For practical reasons, Hayes was hoping the big changes would hold off until after the show: There simply wasn’t enough time to transpose five albums worth of material into new keys.
But since then, he says, it’s been so far, so good. He sings every chance he can. He uses Leonard Cohen’s “Bird on a Wire” to test-drive his new voice as it downshifts.
“I went to [the key of] B, and then to C and then to B and then to A,” says Hayes. “The last time I checked I could sing it in C but not in A, so it’s moved a couple of keys.”
Hayes is excited by the change. “My voice pissed me off,” he says. “I would feel like there was a chick singing my songs.” He’s psyched he’ll finally be able to hit all the notes in his favorite Bright Eyes songs.
Still, the transition period is “terrifying. I get really freaked out. I don’t have a backup plan necessarily. I work small jobs and I play music. I make my records. That’s what I do.”
“I [think], ‘I’m a singer. No, I’m not a singer, I need a job!’” He laughs. “Oh shit, I gotta go to college!”
Hayes doesn’t have to worry about being fired from a day job, but as a musician, you can be fired from your audience.
“How’ll [transitioning] affect how I’m perceived?” wonders Hayes. “I spent up to 36 [years] in women’s music or being a women’s artist, whatever that means.”
On one hand, Hayes feels the transition may help his career, in that the songs will “make a little more sense.”
“I’ve always been frustrated because I’ve always written from a male point of view since I was a kid,” he says. “I had this character in my head that I was writing from … It took me a long time to realize it was me.”
No one knows how it will all play out, but his fiancee recognizes the potential for fan backlash. “In the lesbian community there sometimes is a problem with it. There’s a sense of, ‘OK so you’re becoming a strong woman. Why do you have to go identify as male? Why can’t you be comfortable being a strong woman?’” explains Majesta. “[Some people] don’t understand that it’s deeper than that.”
The transgender movement is where gay rights was a generation ago—the relative dark ages. Many Americans don’t understand the difference between gay and being transgender, and if the backlash and threats against Chaz Bono for simply appearing on Dancing with the Stars is any indication, then Hayes has good reason to be concerned.
“Am I completely screwing myself? Like will it be so frickin’ weird for people to know that I’m trans? Is that going to put me in a category? Cause you know what? I don’t mind talking about being trans.

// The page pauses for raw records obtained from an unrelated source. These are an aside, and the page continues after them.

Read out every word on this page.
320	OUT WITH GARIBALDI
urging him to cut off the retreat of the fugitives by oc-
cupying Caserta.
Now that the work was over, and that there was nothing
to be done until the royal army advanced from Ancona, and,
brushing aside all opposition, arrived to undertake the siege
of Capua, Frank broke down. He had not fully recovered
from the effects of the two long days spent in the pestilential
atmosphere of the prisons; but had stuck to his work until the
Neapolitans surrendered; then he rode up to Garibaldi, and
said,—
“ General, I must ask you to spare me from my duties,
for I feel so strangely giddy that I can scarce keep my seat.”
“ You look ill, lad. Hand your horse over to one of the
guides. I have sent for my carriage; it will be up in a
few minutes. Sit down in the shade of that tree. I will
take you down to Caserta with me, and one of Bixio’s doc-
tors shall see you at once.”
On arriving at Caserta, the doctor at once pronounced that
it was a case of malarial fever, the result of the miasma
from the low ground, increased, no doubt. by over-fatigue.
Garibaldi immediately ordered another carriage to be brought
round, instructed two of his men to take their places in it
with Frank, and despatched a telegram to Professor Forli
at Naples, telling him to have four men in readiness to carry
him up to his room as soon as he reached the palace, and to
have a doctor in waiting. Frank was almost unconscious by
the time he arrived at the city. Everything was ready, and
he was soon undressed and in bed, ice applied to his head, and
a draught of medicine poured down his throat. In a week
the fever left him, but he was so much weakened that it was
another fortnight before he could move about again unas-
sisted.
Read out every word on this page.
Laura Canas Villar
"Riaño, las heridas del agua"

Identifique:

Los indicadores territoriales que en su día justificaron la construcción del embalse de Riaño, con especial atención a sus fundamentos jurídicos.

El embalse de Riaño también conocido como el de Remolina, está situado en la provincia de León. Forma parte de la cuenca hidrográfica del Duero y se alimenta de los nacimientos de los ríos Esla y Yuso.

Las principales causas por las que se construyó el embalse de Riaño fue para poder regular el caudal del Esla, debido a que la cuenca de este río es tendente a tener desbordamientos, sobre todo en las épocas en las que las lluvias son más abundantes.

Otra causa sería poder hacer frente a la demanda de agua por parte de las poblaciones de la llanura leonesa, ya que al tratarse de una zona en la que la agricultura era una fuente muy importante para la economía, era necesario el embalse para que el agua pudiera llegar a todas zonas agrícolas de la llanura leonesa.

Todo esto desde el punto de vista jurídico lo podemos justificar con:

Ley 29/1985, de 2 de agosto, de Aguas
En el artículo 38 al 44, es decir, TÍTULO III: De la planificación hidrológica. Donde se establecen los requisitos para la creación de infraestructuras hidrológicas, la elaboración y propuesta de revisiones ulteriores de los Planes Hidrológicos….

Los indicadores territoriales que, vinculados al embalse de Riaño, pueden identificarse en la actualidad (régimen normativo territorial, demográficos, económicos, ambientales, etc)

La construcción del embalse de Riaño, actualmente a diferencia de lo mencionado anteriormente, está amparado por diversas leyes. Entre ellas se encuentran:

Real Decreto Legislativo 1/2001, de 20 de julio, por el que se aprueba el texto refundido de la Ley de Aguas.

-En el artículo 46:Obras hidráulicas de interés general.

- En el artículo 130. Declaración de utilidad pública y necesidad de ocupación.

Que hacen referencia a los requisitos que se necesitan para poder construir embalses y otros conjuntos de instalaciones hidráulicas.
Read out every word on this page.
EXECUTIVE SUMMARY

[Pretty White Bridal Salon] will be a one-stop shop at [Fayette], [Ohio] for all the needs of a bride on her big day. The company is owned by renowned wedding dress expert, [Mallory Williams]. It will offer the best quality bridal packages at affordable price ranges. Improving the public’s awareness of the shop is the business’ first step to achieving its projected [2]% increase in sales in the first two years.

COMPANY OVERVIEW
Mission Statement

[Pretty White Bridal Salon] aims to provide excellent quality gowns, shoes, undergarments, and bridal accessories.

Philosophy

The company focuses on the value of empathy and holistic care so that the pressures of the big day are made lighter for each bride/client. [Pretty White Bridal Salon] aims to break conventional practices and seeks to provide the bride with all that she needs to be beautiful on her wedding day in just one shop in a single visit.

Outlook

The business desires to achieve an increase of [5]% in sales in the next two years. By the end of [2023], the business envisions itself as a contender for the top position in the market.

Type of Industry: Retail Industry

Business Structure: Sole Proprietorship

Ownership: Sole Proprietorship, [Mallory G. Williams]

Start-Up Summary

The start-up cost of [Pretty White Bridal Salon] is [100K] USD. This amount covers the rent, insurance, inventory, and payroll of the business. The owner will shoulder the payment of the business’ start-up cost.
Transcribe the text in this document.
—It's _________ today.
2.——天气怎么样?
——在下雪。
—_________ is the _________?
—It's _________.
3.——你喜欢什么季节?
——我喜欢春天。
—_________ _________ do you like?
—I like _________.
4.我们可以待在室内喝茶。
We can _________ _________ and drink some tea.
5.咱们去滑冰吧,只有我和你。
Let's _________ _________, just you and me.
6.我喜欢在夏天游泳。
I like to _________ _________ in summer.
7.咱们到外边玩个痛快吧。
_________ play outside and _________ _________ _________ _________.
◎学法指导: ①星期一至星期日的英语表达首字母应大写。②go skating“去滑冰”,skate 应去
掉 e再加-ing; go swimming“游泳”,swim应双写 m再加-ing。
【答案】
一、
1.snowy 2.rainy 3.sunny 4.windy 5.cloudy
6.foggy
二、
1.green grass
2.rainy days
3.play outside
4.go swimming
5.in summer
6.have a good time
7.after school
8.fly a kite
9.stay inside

But I also don’t want to play just gay pride festivals.”
Hayes has already been down that road.
For all the stereotypes and common wisdom about GLBTQ people’s tendency to work in the arts, you wouldn’t know it from the mainstream commercial drek pumped out by Hollywood and what’s left of the music industry.
Performing professionally as an out lesbian singer-songwriter is a double-edged sword. Though there’s a rich scene that celebrates and promotes lesbian musicians (and by extension, female musicians who don’t go out of their way to court the hetero-normative male gaze), it’s relatively small, and artists embraced by that community rarely cross over to a broader audience. A well-known lesbian artist recently interviewed for a forthcoming feature in a music magazine on gender discrimination in the music industry calls the division “soft homophobia.”
Hayes got an up-close glimpse of so-called soft homophobia during the Stargazer Lily’s heyday: Though Hayes being a lesbian didn’t dissuade Arista Records from signing the band in 2000, the suits demanded the band keep it a secret.
“We weren’t supposed to have anything to do with it other than that everyone that came to see our band play knew … I was never closeted for them.”
“They said, ‘We are not marketing a lesbian band.’ I was like, alright, now I know where I stand.”
The discrimination was just one part of an experience that Hayes took as a wake-up call.